SoFla Filmmaker Gets His Message Out

O'Barry wins Oscar for "The Cove," makes a mini-scene

South Florida filmmaker Ric O'Barry does nothing with subtlety.

The former trainer of dolphins for "Flipper" who became an animal activist took a brief moment as his film "The Cove" took home the award for best feature documentary at the Oscars last night to get a big bold message out to millions.

O'Barry, in near "Soy bomb"-like outrageousness, whipped out a big black and white sign reading "Text DOLPHIN to 44144."

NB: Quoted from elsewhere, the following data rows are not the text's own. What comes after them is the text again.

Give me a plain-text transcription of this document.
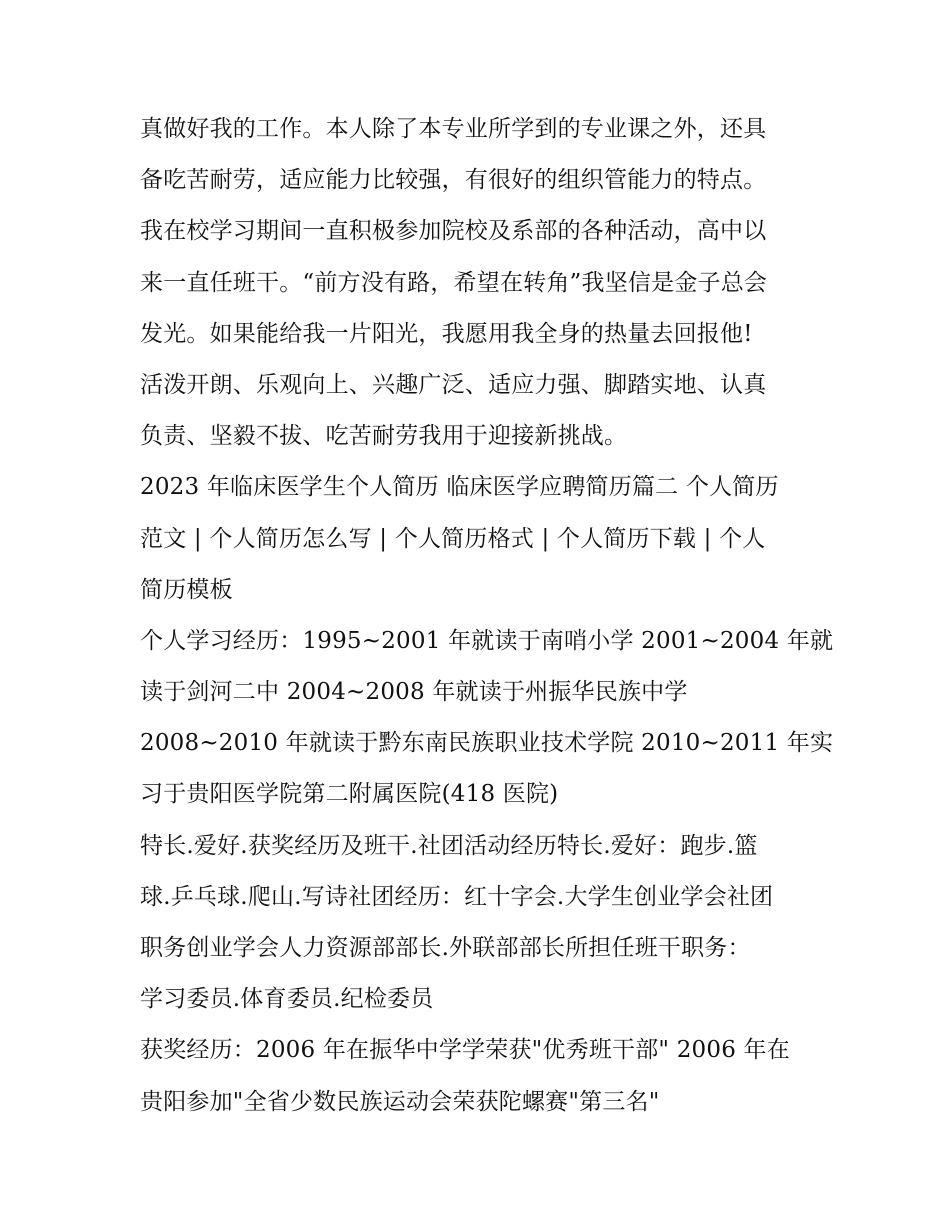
真做好我的工作。本人除了本专业所学到的专业课之外，还具
备吃苦耐劳，适应能力比较强，有很好的组织管能力的特点。
我在校学习期间一直积极参加院校及系部的各种活动，高中以
来一直任班干。“前方没有路，希望在转角”我坚信是金子总会
发光。如果能给我一片阳光，我愿用我全身的热量去回报他!
活泼开朗、乐观向上、兴趣广泛、适应力强、脚踏实地、认真
负责、坚毅不拔、吃苦耐劳我用于迎接新挑战。
2023 年临床医学生个人简历 临床医学应聘简历篇二 个人简历
范文 | 个人简历怎么写 | 个人简历格式 | 个人简历下载 | 个人
简历模板
个人学习经历：1995~2001 年就读于南哨小学 2001~2004 年就
读于剑河二中 2004~2008 年就读于州振华民族中学
2008~2010 年就读于黔东南民族职业技术学院 2010~2011 年实
习于贵阳医学院第二附属医院(418 医院)
特长.爱好.获奖经历及班干.社团活动经历特长.爱好：跑步.篮
球.乒乓球.爬山.写诗社团经历：红十字会.大学生创业学会社团
职务创业学会人力资源部部长.外联部部长所担任班干职务：
学习委员.体育委员.纪检委员
获奖经历：2006 年在振华中学学荣获"优秀班干部" 2006 年在
贵阳参加"全省少数民族运动会荣获陀螺赛"第三名"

"The Cove," of course, is O'Barry's epic, three-years-in-the-making, inside look at the slaughter of dolphins in Taiji, Japan. It documents how fishermen heartlessly lure the mammals into a small cove where they're killed for meat or sold to zoos and aquariums.

Oscar braodcaster ABC didn't let viewers at home get much of a look at the sign, but O'Barry, who resides in Coconut Creek, got his point across nonetheless.

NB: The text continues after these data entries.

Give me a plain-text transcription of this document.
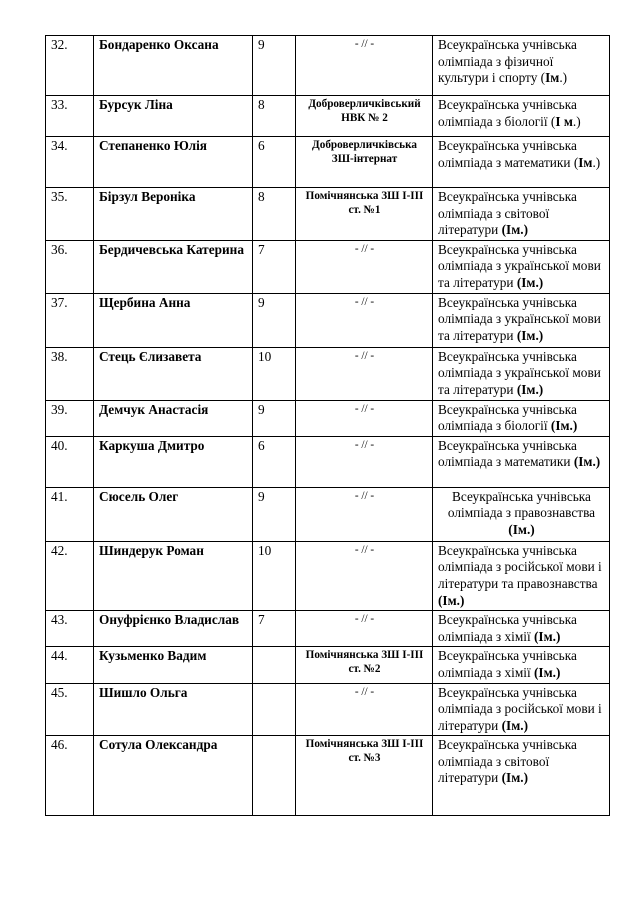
32.	Бондаренко Оксана	9	- // -	Всеукраїнська учнівська олімпіада з фізичної культури і спорту (Ім.)
33.	Бурсук Ліна	8	Доброверличківський НВК № 2	Всеукраїнська учнівська олімпіада з біології (І м.)
34.	Степаненко Юлія	6	Доброверличківська ЗШ-інтернат	Всеукраїнська учнівська олімпіада з математики (Ім.)
35.	Бірзул Вероніка	8	Помічнянська ЗШ І-ІІІ ст. №1	Всеукраїнська учнівська олімпіада з світової літератури (Ім.)
36.	Бердичевська Катерина	7	- // -	Всеукраїнська учнівська олімпіада з української мови та літератури (Ім.)
37.	Щербина Анна	9	- // -	Всеукраїнська учнівська олімпіада з української мови та літератури (Ім.)
38.	Стець Єлизавета	10	- // -	Всеукраїнська учнівська олімпіада з української мови та літератури (Ім.)
39.	Демчук Анастасія	9	- // -	Всеукраїнська учнівська олімпіада з біології (Ім.)
40.	Каркуша Дмитро	6	- // -	Всеукраїнська учнівська олімпіада з математики (Ім.)
41.	Сюсель Олег	9	- // -	Всеукраїнська учнівська олімпіада з правознавства (Ім.)
42.	Шиндерук Роман	10	- // -	Всеукраїнська учнівська олімпіада з російської мови і літератури та правознавства (Ім.)
43.	Онуфрієнко Владислав	7	- // -	Всеукраїнська учнівська олімпіада з хімії (Ім.)
44.	Кузьменко Вадим		Помічнянська ЗШ І-ІІІ ст. №2	Всеукраїнська учнівська олімпіада з хімії (Ім.)
45.	Шишло Ольга		- // -	Всеукраїнська учнівська олімпіада з російської мови і літератури (Ім.)
46.	Сотула Олександра		Помічнянська ЗШ І-ІІІ ст. №3	Всеукраїнська учнівська олімпіада з світової літератури (Ім.)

What is his point? Stopping the slaughter of dolphins in Japan and elsewhere, and he thinks once the film is screened in the Land of the Rising Sun, it'll do just that.

"When the film is seen in Japan, it will shut 'the cove' down permanently," O'Barry told Reuters.

And with the film set to hit at least five Japanese theaters in May, it might do just that.